D&C also points out that Westerns, like Superheroes, is a genre you have to believe in. You have to commit to the bit. Westerns don't do 'irony', and any attempts won't hold water. And the more 'deconstructed' your attempt to write in the genre, the more you wallow in the mire in an attempt to decry... your dad, whom you clearly have a beef with, the more you'll just fail and look cringeworthy even a few years on.
This isn't Weird, Western, Horror, or Fantasy. This is pigs rutting in filth. From The Man With Too Many Names by Kelly R. Martin
There's something of a Dunning-Kruger affect to the writing in each story. People reinforcing each other's bad taste in a tornado of failure. There's little to hold the interest in any of these "Weird West" stories (or more, 'attempts' at Weird West stories) because nobody, in any single story, dons the White Hat. There's no Paladin figure, so no Moral Peril (one of Misha Burnett's
5 Pillars of the Pulp Revival), and thus, no Impact. Nothing any character does matters, because as each loathsome, poorly crafted tail unfurls, there's nobody to root for, no success to cheer on, and no tragedy worth mourning.
The scatalogical obsessions pervade each 'tale', instantly detracting from the attempted momentum towards Horror or Fantasy. I can only assume someone texted "we should write something spoopy" and forgot that final "s". Excerpt from Succubi Sundown by Scott Emerson
Lead characters ride into towns, saddle up to the brothel, have an anti-erotic sex scene or three, fail to craft any narrative tension, and either shoot up the place or get shot up. And I can't stress how bad, how unenthusiastic and spare of emotion each mechanical, obligatory sex scene is. Woe be unto the sad mortal that should find anything in these tails arousing or fapworthy, rather than sad and repellent.
*sigh* "We're monsters, but we're the judicious good guy type monster cannibals" is so worn out Nelson W Pyles' big reveal doesn't even function well enough to even be interesting, because Pyles can't commit to the bit (town full of cannibalistic monsters who hide in human form) without nerfing his own work ('But we only om nom nom bad people!").
Every single story either fails to commit to the bit, or stalls out their engine because they keep wanting to throw something freaky at the reader, instead of just telling the damned story.

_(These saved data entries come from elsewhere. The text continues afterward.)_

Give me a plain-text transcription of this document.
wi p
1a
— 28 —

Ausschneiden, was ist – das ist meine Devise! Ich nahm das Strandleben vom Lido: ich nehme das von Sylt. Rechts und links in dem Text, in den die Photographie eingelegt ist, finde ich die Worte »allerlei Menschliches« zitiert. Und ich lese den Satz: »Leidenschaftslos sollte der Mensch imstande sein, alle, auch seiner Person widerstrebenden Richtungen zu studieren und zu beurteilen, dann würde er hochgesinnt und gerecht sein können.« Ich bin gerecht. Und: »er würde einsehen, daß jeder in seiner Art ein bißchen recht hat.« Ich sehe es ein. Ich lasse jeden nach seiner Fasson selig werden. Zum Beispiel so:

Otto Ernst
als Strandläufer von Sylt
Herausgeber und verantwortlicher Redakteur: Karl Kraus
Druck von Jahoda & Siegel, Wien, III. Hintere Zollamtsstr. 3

The book ends with Wol-Vriey culturally enriching us all through his tale Big Trouble in Little Ass. This was novella length.
I should have noticed a warning right in the introduction, as Rich Bottles Jr. quoted wikipedia for his definition of "Weird West" and exhorted the writing of the abysmal Joe R. Lansdale as an exemplar of the subgenre. I found each story equal measures repellant and (tragically) boring, and can honestly say each writer, and their Bizarro subgenre community, people to avoid. Both in writing and, likely, in person. They probably smell like cats.